Insect Resistant and Herbicide Tolerant Zea maize event DP-915635

In 2020, Health Canada received a submission to allow the sale of maize derived from a novel maize variety referred to as herbicide tolerant and insect resistant DP-915635 maize.

In order to determine whether this maize developed through recombinant DNA technology and genome editing could be sold in Canada as food, the scientists at Health Canada conducted a scientific assessment that ensured that it is safe for consumption. Our scientists also assessed how this maize variety was developed, produced and whether it can be toxic or cause allergic reactions.

Scientists with expertise in molecular biology, microbiology, toxicology, chemistry, and nutrition conducted a thorough analysis of the data and the protocols provided by the applicant to ensure the validity of the results.

Following this assessment, it was determined that the changes made to this novel maize variety do not pose a greater risk to human health than maize varieties currently available on the Canadian market. In addition, Health Canada also concluded that this novel maize variety would have no impact on allergies, and that there are no differences in the nutritional value of this maize variety compared to other traditional maize varieties available for consumption. Lastly, Health Canada verified that the CRISPR-Cas machinery was not present in DP-915635 maize.

Health Canada's assessment of maize derived from insect resistant and herbicide-tolerant DP-915635 maize was conducted according to the Guidelines for the Safety Assessment of Novel Foods.

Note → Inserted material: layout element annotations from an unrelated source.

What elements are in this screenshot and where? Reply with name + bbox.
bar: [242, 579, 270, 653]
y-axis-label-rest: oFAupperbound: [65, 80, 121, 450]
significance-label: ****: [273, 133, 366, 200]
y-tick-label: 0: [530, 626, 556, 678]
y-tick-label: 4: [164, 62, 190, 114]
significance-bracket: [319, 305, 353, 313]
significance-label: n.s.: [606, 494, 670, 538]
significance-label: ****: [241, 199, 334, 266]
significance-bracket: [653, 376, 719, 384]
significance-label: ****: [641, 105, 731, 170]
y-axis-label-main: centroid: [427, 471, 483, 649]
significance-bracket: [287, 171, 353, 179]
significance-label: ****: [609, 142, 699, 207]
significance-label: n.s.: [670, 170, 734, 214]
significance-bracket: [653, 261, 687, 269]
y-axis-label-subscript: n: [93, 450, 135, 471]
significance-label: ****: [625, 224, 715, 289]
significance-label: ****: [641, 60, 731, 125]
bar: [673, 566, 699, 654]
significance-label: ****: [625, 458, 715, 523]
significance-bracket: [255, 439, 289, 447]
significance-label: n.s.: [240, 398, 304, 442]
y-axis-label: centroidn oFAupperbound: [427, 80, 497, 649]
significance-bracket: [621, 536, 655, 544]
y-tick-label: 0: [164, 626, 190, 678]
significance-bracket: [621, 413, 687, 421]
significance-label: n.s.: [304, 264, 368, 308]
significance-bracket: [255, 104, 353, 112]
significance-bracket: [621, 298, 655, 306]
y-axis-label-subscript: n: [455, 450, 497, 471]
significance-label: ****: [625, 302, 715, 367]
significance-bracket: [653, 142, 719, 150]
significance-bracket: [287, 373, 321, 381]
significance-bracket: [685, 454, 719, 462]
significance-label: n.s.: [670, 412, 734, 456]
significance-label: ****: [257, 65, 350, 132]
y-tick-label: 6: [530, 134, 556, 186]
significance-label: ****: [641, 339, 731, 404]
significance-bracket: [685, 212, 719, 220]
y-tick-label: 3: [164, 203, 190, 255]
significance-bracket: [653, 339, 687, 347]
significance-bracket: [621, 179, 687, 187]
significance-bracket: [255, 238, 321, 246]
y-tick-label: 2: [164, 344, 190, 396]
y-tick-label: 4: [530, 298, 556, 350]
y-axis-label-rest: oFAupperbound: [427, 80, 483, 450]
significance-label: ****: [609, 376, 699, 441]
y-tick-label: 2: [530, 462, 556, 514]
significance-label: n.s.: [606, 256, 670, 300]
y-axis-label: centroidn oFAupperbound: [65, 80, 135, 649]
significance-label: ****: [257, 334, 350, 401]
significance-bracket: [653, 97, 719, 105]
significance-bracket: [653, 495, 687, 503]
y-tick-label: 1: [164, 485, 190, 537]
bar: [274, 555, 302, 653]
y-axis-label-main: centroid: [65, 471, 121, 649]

The approach taken by Health Canada in the safety assessment of novel foods is based upon scientific principles developed through expert international consultation over the last 20 years with agencies such as the World Health Organization (WHO), the Food and Agriculture Organization of the United Nations (FAO), and the Organization for Economic Co-operation and Development (OECD). The approach taken by Canada is currently applied by regulatory agencies around the world in countries such as the European Union, Australia/New Zealand, Japan, and the United States.